Parece que muitas coisas andam sendo ressucitadas, recicladas e convertidas em mangá, nos tempos atuais. Há sete, oito anos atrás, o 'estilo mangá' não era algo que garantia vendas e lucro. Muito pelo contrário. Eram pouquíssimas as pessoas que sabiam definir com exatidão o que era e o que não era mangá, e o 'dito cujo', aliás, era muito mal visto e evitado pelos fãs de quadrinhos em geral - salvo raras exceções.

Quando o mercado brasileiro de mangás começou a nascer - e ainda não era muito bem 'alimentado' de obras japonesas por aqui -, o momento foi muito propício para o surgimento de grandes - e talentosos - ícones do mangá brasileiro, principalmente com a fantástica 'Holy Avenger'. O momento era bom, e foi muito bem aproveitado.

Hoje em dia, porém, com a importação de tantos mangás que invadiram o Brasil, e o surgimento desse novo mercado dos sedentos fãs do estilo, muita gente anda querendo aproveitar a onda...
Profissionais da área querendo desesperadamente abocanhar um pedaço desse ávido mercado. Aí surgem obras como a Turma da Mônica Jovem. Sendo sincero, no início achei uma idéia oportunista e que seria mal explorada, mas devo dizer que quando leio partes dos novos volumes me surpreendo! A qualidade gráfica e a qualidade dos roteiros vêm melhorando - e muito. O estúdio parece ter investido bastante para se aprofundar o máximo possível no estilo, e não cair numa mesmice superficial do mangá como muitos - até mesmo a toda poderosa Marvel - já fizeram...

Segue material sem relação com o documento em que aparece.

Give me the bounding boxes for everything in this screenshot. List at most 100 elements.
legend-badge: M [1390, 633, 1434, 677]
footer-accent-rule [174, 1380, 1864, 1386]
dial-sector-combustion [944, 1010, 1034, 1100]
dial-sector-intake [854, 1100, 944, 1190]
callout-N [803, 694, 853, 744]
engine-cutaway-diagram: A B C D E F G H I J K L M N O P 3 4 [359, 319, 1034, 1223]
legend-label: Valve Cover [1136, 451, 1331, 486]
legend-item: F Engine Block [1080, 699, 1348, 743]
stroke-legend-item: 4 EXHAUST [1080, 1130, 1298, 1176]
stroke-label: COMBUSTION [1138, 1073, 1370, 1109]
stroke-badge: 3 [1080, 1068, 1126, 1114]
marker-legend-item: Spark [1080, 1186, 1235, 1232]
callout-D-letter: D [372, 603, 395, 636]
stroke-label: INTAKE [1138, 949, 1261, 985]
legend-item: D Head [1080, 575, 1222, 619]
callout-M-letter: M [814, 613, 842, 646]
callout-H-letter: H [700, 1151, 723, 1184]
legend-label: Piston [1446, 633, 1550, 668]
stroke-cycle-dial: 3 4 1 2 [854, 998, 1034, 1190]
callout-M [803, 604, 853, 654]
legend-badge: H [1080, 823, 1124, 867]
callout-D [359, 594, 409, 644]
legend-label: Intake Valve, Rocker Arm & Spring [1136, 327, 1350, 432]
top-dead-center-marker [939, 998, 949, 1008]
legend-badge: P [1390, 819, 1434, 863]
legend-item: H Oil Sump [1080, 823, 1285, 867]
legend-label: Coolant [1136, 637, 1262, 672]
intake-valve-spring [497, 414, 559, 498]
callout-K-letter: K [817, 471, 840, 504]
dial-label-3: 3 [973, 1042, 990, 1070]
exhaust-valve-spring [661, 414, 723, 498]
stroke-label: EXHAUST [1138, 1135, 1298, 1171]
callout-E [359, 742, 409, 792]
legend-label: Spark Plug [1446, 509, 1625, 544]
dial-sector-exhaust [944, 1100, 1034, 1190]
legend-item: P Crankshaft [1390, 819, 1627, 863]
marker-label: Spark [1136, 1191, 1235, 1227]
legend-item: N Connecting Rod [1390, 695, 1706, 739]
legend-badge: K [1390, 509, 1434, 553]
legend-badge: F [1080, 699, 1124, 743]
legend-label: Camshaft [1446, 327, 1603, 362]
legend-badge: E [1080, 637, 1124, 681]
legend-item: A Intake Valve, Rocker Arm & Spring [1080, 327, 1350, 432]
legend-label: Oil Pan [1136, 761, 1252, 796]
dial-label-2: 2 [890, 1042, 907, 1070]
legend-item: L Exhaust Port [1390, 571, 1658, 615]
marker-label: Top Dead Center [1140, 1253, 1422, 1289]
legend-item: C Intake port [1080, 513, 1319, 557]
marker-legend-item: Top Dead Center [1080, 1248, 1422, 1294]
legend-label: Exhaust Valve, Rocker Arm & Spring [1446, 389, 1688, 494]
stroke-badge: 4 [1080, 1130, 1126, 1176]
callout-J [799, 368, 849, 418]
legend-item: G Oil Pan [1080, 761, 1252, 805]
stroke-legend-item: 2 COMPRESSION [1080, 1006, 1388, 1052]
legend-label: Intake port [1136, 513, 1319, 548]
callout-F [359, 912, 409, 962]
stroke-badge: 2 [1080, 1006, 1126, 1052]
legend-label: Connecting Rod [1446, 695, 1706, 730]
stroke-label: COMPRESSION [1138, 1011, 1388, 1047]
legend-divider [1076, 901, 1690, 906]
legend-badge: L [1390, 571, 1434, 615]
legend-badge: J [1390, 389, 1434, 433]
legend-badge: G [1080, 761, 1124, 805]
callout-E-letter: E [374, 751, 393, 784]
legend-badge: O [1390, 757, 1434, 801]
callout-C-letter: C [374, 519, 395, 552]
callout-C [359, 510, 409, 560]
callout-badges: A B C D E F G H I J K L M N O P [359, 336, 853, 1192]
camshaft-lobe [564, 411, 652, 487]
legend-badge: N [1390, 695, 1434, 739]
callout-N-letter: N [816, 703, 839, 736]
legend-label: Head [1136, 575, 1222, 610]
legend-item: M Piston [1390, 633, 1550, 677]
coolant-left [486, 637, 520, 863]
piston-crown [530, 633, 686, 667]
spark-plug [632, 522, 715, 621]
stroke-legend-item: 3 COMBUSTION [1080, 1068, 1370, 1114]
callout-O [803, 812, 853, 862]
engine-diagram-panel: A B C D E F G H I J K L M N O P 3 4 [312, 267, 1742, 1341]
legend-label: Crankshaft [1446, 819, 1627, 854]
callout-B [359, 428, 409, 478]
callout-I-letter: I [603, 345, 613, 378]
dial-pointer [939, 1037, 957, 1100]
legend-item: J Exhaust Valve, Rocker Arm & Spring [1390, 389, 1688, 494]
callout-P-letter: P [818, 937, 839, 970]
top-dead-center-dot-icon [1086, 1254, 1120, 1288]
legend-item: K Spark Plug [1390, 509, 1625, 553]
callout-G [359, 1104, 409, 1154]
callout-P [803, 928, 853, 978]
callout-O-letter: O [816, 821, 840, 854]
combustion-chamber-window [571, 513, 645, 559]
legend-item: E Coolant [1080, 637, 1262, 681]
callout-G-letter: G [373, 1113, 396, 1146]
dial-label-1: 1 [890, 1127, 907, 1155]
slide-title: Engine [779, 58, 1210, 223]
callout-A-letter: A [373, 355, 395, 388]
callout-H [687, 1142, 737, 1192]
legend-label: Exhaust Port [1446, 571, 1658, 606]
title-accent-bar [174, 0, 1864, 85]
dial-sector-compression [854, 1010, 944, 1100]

Mas e aí vem mais uma publicação, a Luluzinha em mangá, da Ediouro. Naquilo que a Turma da Mônica Jovem mais teve sucesso - que foi na adaptação dos personagens, a re-ambientação do universo -, a Luluzinha falhou imensamente. Como muitos já disseram, se o nome da personagem fosse outro, ninguém iria perceber. É até provável que a editora tenha sugerido colocar Luluzinha como protagonista de uma nova públicação já parcialmente desenvolvida, simplesmente buscando ampliar o número de vendas... Mas isso não é bom.
O Maurício, com a TMJ pode não ter agradado 100% do público que compra os mangás, por exemplo, da JBC. Mas criou um novo público, juntando aqueles que já compravam a Turma da Mônica (e que adoraram a nova proposta do estúdio), e ainda novos curiosos. Mas a Luluzinha... Ah. Não agradou muito ao público dos mangás e nem ao tradicional público da Luluzinha - que nao conseguiu enxergar a personagem, mesmo que reciclada no novo universo.

Mas são passos - imagino eu, em humilde opinião - que devem ser tomados para que um novo mangá, o mangá brasileiro, seja firmado. As editoras buscam o lucro, claro, é o seu papel, mas ao mesmo tempo têm tentado criar uma versão nacional do estilo japônes de fazer quadrinho - e esse é o ponto mais positivo de todos -, mesmo que no processo tenham que tropeçar várias vezes.
O que não pode acontecer é que o nosso mercado se acostume a 'torcer a cara' para o mangá nacional e se limite simplesmente a consumir o mangá e a cultura japonesa.
Lembremos dos próprio e sábios japoneses, que uniram diversos estilos e 'digeriram' tudo aquilo dentro de sua própria cultura, para criar histórias em quadrinhos apropriadas para o seu mercado. Façamos isso.